Conference commissioner Bob Bowlsby’s decision to promote the Bears and Horned Frogs as co-champions totally backfired, and several athletic directors are upset by the Big 12’s lack of a conference championship game. The NCAA requires a conference to have 12 teams in order to host a championship game, but the Big 12 has applied a waiver in the hopes of getting an exception granted.
If the NCAA denies its waiver, we may very well see the conference try to expand to 12 teams once again, in which case Cincinnati would be a likely contender to join the Big 12.
According to Mike DeCourcy of Sporting News, the Big 12 had been looking at potentially expanding even before being snubbed from the College Football Playoff.
Included in DeCourcy’s article was this excerpt on Cincinnati:
“Big 12 officials recently met with administrators from the University of Cincinnati, a source close to the university told Sporting News. That is not an indication membership will be offered to the Bearcats in the immediate future — only that they would be a candidate were such an expansion to be undertaken.”

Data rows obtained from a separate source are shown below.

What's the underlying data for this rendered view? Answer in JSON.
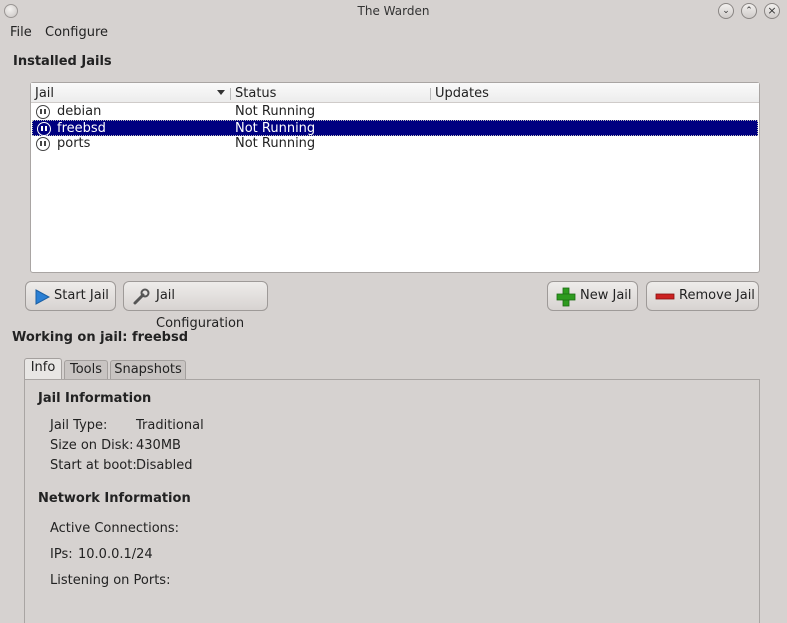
{
  "window": {
    "title": "The Warden"
  },
  "menu": {
    "file": "File",
    "configure": "Configure"
  },
  "installed_jails_title": "Installed Jails",
  "table": {
    "columns": [
      "Jail",
      "Status",
      "Updates"
    ],
    "rows": [
      {
        "name": "debian",
        "status": "Not Running",
        "updates": ""
      },
      {
        "name": "freebsd",
        "status": "Not Running",
        "updates": ""
      },
      {
        "name": "ports",
        "status": "Not Running",
        "updates": ""
      }
    ],
    "selected_row": "freebsd"
  },
  "buttons": {
    "start": "Start Jail",
    "config": "Jail Configuration",
    "new": "New Jail",
    "remove": "Remove Jail"
  },
  "working_on": "Working on jail: freebsd",
  "tabs": [
    "Info",
    "Tools",
    "Snapshots"
  ],
  "info": {
    "jail_info_title": "Jail Information",
    "type_label": "Jail Type:",
    "type_value": "Traditional",
    "size_label": "Size on Disk:",
    "size_value": "430MB",
    "boot_label": "Start at boot:",
    "boot_value": "Disabled",
    "network_title": "Network Information",
    "connections_label": "Active Connections:",
    "ips_label": "IPs:",
    "ips_value": "10.0.0.1/24",
    "ports_label": "Listening on Ports:"
  },
  "colors": {
    "selection": "#000080",
    "window_bg": "#d6d2d0",
    "new_icon": "#2e9b1f",
    "remove_icon": "#cc2222",
    "start_icon": "#2a7fd4"
  },
  "icons": [
    "window-menu-icon",
    "minimize-icon",
    "maximize-icon",
    "close-icon",
    "pause-icon",
    "play-icon",
    "wrench-icon",
    "plus-icon",
    "minus-icon"
  ]
}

If the Big 12 was truly looking to expand even before the events that transpired last Monday, then it will certainly be strongly considering it now. And if the Big 12 will be adding a couple of teams, it looks like there’s a strong chance that Cincinnati would be one of them.
The Bearcats would seem to make perfect sense, as they were highly competitive in the Big East when it was an AQ conference during the BCS era. Under Brian Kelly, Cincinnati won a pair of outright Big East titles and appeared in BCS bowl games in 2008 and 2009. Over the last nine seasons, the Bearcats have won 10 or more games on five different occasions and have finished with a losing record just once.
Cincinnati is currently coached by Tommy Tuberville, who had his fair share of success at a Power Five conference during his time at Auburn, and the Bearcats have a strong supporting base and play in a sizable media market. Add in the fact that their men’s basketball team has made the NCAA tournament in each of the past four seasons, and it seems like Cincinnati would be a prime candidate for inclusion in the Big 12.
Of course, this is far from a done deal and we have to wait and see if the Big 12 even decides to expand, but it seems likely that it will. If the conference does indeed decide to add a couple more schools, don’t be surprised if one of them in Cincinnati.